Higher oil prices helped prop up the bolívar, Venezuela's currency, which in turn spurred a consumption boom and expanded the market for multinational manufacturers, said Tony Spanakos, an associate professor of political science at Montclair State University in New Jersey who is co-editing a forthcoming academic journal on Chávez’s legacy.
“But that market really depended on intermediate and primary goods coming from neighboring countries,” he said. “In order to do that, you had to have access to dollars.”
The Venezuelan government controls access to U.S. dollars and doles them out via a stringent currency exchange. Many companies have said this system makes it hard to pay suppliers abroad, which in turn limits their access to imports such as sugar for soft drinks and malted barley for beer. Foreign firms also aren’t able to repatriate their profits, meaning that profits earned in Venezuela lose value with every uptick in inflation or devaluation of the bolívar.
The collapse in oil prices over the last two years has left Venezuela with far fewer dollars to distribute. With benchmark oil prices now down to around $50 a barrel — less than half their June 2014 high of $110 — foreign reserves in Venezuela have dropped to just a third of what they were in 2009.
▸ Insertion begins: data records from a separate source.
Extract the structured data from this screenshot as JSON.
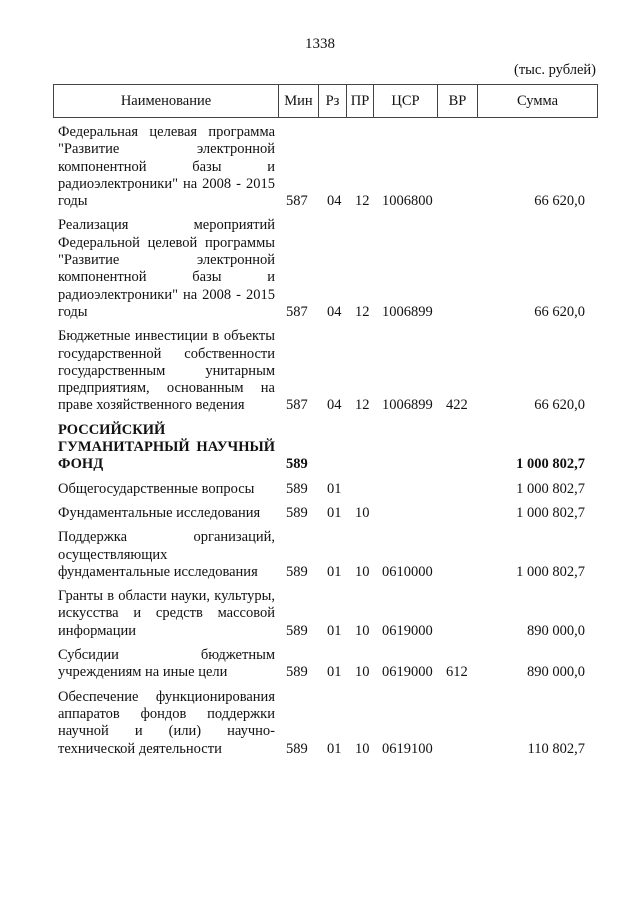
{
  "page_number": "1338",
  "units": "(тыс. рублей)",
  "headers": [
    "Наименование",
    "Мин",
    "Рз",
    "ПР",
    "ЦСР",
    "ВР",
    "Сумма"
  ],
  "rows": [
    {
      "name": "Федеральная целевая программа \"Развитие электронной компонентной базы и радиоэлектроники\" на 2008 - 2015 годы",
      "min": "587",
      "rz": "04",
      "pr": "12",
      "csr": "1006800",
      "vr": "",
      "sum": "66 620,0",
      "bold": false
    },
    {
      "name": "Реализация мероприятий Федеральной целевой программы \"Развитие электронной компонентной базы и радиоэлектроники\" на 2008 - 2015 годы",
      "min": "587",
      "rz": "04",
      "pr": "12",
      "csr": "1006899",
      "vr": "",
      "sum": "66 620,0",
      "bold": false
    },
    {
      "name": "Бюджетные инвестиции в объекты государственной собственности государственным унитарным предприятиям, основанным на праве хозяйственного ведения",
      "min": "587",
      "rz": "04",
      "pr": "12",
      "csr": "1006899",
      "vr": "422",
      "sum": "66 620,0",
      "bold": false
    },
    {
      "name": "РОССИЙСКИЙ ГУМАНИТАРНЫЙ НАУЧНЫЙ ФОНД",
      "min": "589",
      "rz": "",
      "pr": "",
      "csr": "",
      "vr": "",
      "sum": "1 000 802,7",
      "bold": true
    },
    {
      "name": "Общегосударственные вопросы",
      "min": "589",
      "rz": "01",
      "pr": "",
      "csr": "",
      "vr": "",
      "sum": "1 000 802,7",
      "bold": false
    },
    {
      "name": "Фундаментальные исследования",
      "min": "589",
      "rz": "01",
      "pr": "10",
      "csr": "",
      "vr": "",
      "sum": "1 000 802,7",
      "bold": false
    },
    {
      "name": "Поддержка организаций, осуществляющих фундаментальные исследования",
      "min": "589",
      "rz": "01",
      "pr": "10",
      "csr": "0610000",
      "vr": "",
      "sum": "1 000 802,7",
      "bold": false
    },
    {
      "name": "Гранты в области науки, культуры, искусства и средств массовой информации",
      "min": "589",
      "rz": "01",
      "pr": "10",
      "csr": "0619000",
      "vr": "",
      "sum": "890 000,0",
      "bold": false
    },
    {
      "name": "Субсидии бюджетным учреждениям на иные цели",
      "min": "589",
      "rz": "01",
      "pr": "10",
      "csr": "0619000",
      "vr": "612",
      "sum": "890 000,0",
      "bold": false
    },
    {
      "name": "Обеспечение функционирования аппаратов фондов поддержки научной и (или) научно-технической деятельности",
      "min": "589",
      "rz": "01",
      "pr": "10",
      "csr": "0619100",
      "vr": "",
      "sum": "110 802,7",
      "bold": false
    }
  ]
}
To compensate, the Maduro government printed more bolívar notes, doubling the amount of cash in circulation or held in bank accounts and spurring triple-digit inflation. The black market exchange rate has soared in response. While the government pegs the official exchange rate at 6.3 bolívars per U.S. dollar, on the black market a greenback trades for more than 1,000 bolívars.
On top of currency problems, rolling power blackouts, stringent water rationing and crumbling infrastructure have made it harder to run factories and maintain operations. Foreign companies awaiting payments from state-owned enterprises — including Indian drug manufacturers and U.S. oilfield service contractors — have had to write off millions of dollars in losses.
Venezuela now sits above only South Sudan, Libya and Eritrea as the worst country in the world for doing business, the World Bank said in an October report on the business climates in 189 economies.
Still, the mounting challenges to Venezuela’s private sector are only one slice of a much graver social and economic crisis, Spanakos said.
The nation is grappling with a public health disaster as patient death rates climb at underfunded and poorly supplied hospitals, a New York Times investigation found earlier this month. Infant mortality is soaring, and essential cancer drugs and heart medicines have all but disappeared from pharmacy shelves. As the Zika virus spreads throughout the continent, Venezuela is losing the medical tools needed to prevent an epidemic, the Washington Post has reported.
“The effect on major multinationals is connected to a greater picture of economic collapse,” Spanakos said.